By leveraging these innovations, new possibilities have emerged for improving the polishing of large-roughness additive-manufactured components and expanding ECM’s material scope. Attendees will gain insights into how these advancements are shaping ECM’s future, offering greater flexibility and applicability across various industries.
Yonghua Zhao earned his B.S. and M.S. in Mechanical Engineering from Harbin Institute of Technology, China, in 2009 and 2011, and his Ph.D. in Precision Engineering from the University of Tokyo, Japan, in 2015, specializing in electrical machining.

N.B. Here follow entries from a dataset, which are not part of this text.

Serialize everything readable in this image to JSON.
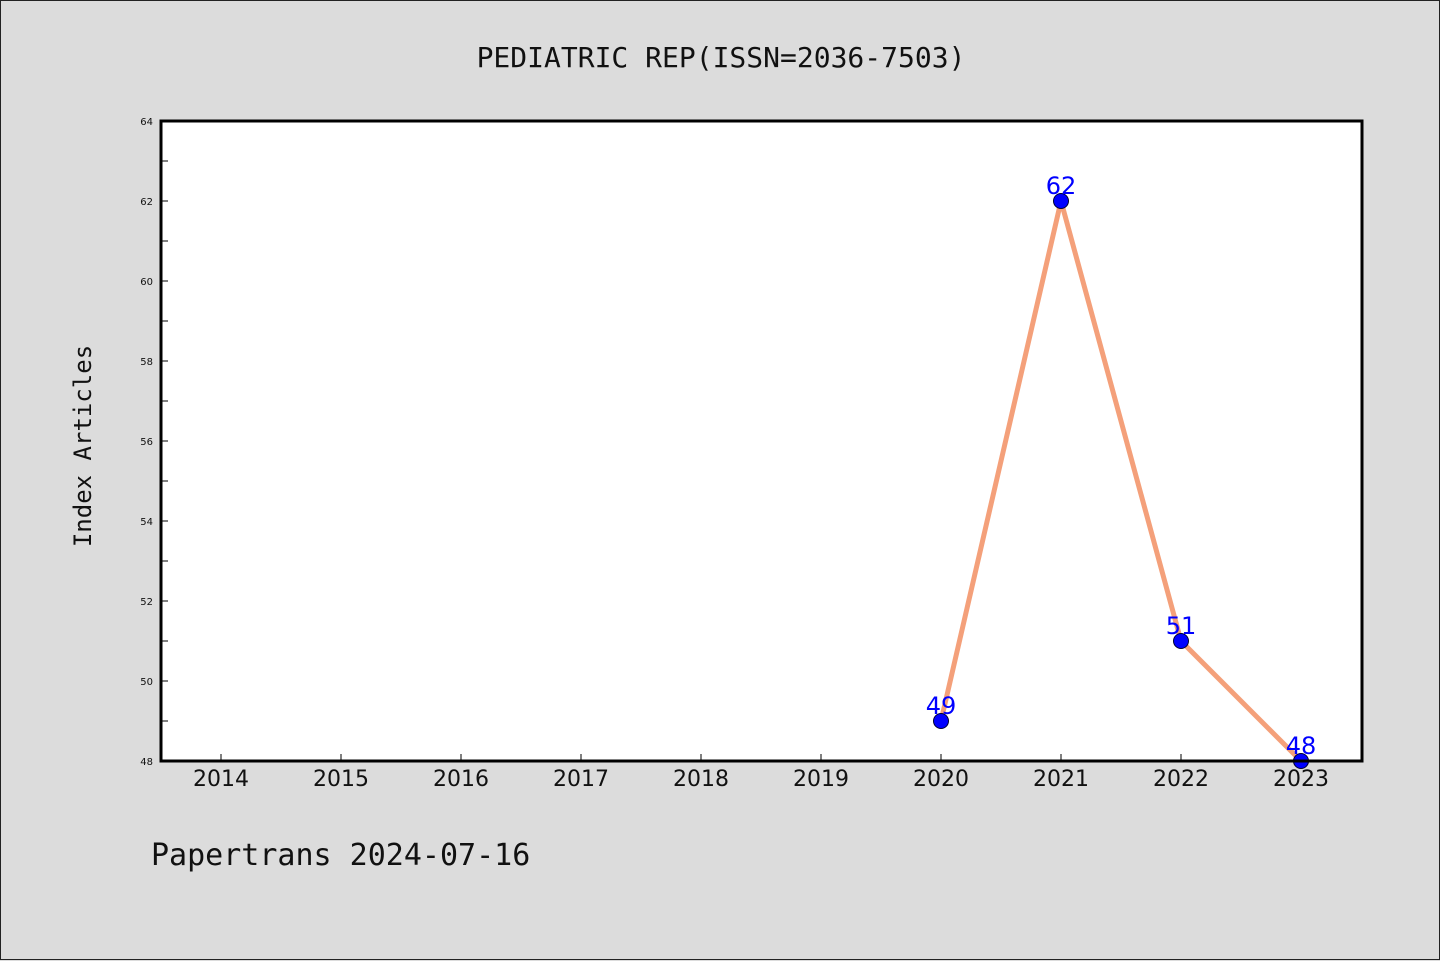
{
  "chart_data": {
    "type": "line",
    "title": "PEDIATRIC REP(ISSN=2036-7503)",
    "xlabel": "",
    "ylabel": "Index Articles",
    "categories": [
      "2014",
      "2015",
      "2016",
      "2017",
      "2018",
      "2019",
      "2020",
      "2021",
      "2022",
      "2023"
    ],
    "yticks": [
      "48",
      "50",
      "52",
      "54",
      "56",
      "58",
      "60",
      "62",
      "64"
    ],
    "ylim": [
      48,
      64
    ],
    "series": [
      {
        "x": [
          "2020",
          "2021",
          "2022",
          "2023"
        ],
        "values": [
          49,
          62,
          51,
          48
        ]
      }
    ],
    "data_labels": [
      "49",
      "62",
      "51",
      "48"
    ],
    "grid": false,
    "legend": "none"
  },
  "footer": "Papertrans 2024-07-16",
  "colors": {
    "background": "#dcdcdc",
    "plot_background": "#ffffff",
    "line": "#f4a07a",
    "marker": "#0000ff",
    "data_label": "#0000ff",
    "axis": "#000000"
  }
}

Following his Ph.D, he served as an assistant professor at the University of Tokyo from 2015 to 2018. Dr. Zhao currently is a committee member of the Non-traditional Machining Branch of the Chinese Mechanical Engineering Society (CMES) and a full member of the Japan Society for Precision Engineering (JSPE). He also holds the position of foreign member on JSPE’s Research Affiliate Committee.
Since joining the Department of Mechanical and Energy Engineering at Southern University of Science and Technology (SUSTech) in 2018, Dr. Zhao’s research has concentrated on advancing electro-physical and chemical machining (EPCM) technologies. His work focuses on tackling key challenges in process mechanisms, machine tool development, and digitalization, with a dual emphasis on both fundamental understanding and application-driven innovations to enhance EPCM performance and explore its novel applications.